4. A composition according to claim 1 wherein enteric polymer can be selected from group consisting of cellulose acetate phthalate, hydroxypropyl methylcellulose phthalate, hydroxypropyl methylcellulose acetate succinate, alkali-soluble acrylic copolymer, polyvinyl acetate phthalate or mixtures thereof.
5. A modified release orally disintegrating tablet consisting of agglomerates
comprising:
a) one or more NSAIDs;
b) one or more enteric polymers;
c) one or more pharmaceutically acceptable excipients.

6. An orally disintegrating tablet according to claim 5 wherein the agglomerates are prepared using emulsion solvent diffusion technique.
7. An orally disintegrating tablet according to claim 5 wherein NSAID can be selected from group consisting of celecoxib, rofecoxib, meloxicam, piroxicam, valdecoxib, parecoxib, etoricoxib, aceclofenac, aspirin, acetaminophen, ibuprofen, flurbiprofen, ketoprofen, naproxen, oxaprozin, etodolac, indomethacin, ketorolac, lornoxicam, nabumetone, or diclofenac and pharmaceutically acceptable salts thereof.

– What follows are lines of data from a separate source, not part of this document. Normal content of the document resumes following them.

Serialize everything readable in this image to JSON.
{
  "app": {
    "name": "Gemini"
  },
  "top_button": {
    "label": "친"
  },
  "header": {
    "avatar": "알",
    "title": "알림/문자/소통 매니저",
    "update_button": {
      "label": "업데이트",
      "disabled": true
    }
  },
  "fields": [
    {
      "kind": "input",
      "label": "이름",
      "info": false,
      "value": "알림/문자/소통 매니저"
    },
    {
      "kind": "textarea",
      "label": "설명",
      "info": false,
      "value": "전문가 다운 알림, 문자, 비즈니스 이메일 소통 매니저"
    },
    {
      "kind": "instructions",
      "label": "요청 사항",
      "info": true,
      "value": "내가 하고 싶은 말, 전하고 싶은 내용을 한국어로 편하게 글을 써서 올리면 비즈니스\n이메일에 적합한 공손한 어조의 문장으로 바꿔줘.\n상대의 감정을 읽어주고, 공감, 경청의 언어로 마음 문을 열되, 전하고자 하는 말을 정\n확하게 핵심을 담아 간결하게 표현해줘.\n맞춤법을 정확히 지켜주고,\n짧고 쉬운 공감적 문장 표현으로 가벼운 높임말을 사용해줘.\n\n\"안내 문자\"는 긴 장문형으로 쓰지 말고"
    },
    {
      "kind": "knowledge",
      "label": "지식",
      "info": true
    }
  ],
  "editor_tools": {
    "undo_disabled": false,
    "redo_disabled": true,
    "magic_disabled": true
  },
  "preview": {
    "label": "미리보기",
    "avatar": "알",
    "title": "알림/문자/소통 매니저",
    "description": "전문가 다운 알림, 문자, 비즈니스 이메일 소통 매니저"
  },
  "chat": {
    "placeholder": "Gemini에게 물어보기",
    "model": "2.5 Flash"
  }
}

8. An orally disintegrating tablet according to claim 5 wherein enteric polymer can be selected from group consisting of cellulose acetate phthalate, hydroxypropyl methylcellulose phthalate, hydroxypropyl methylcellulose acetate succinate, alkali-soluble acrylic copolymer, polyvinyl acetate phthalate or mixtures thereof.
9. A modified release orally disintegrating tablet consisting of agglomerates
comprising:
a) diclofenac or pharmaceutically acceptable salts thereof;
b) hydroxypropyl methylcellulose phthalate
c) one or more pharmaceutically acceptable excipients.
10. An orally disintegrating tablet according to claim 9 wherein the agglomerates are
prepared using emulsion solvent diffusion technique.
11. A modified release orally disintegrating tablet consisting of agglomerates
comprising:
a) ibuprofen or pharmaceutically acceptable salts thereof;

b) hydroxypropyl methylcellulose phthalate
c) one or more pharmaceutically acceptable excipients.
12. An orally disintegrating tablet according to claim 11 wherein the agglomerates are prepared using emulsion solvent diffusion technique.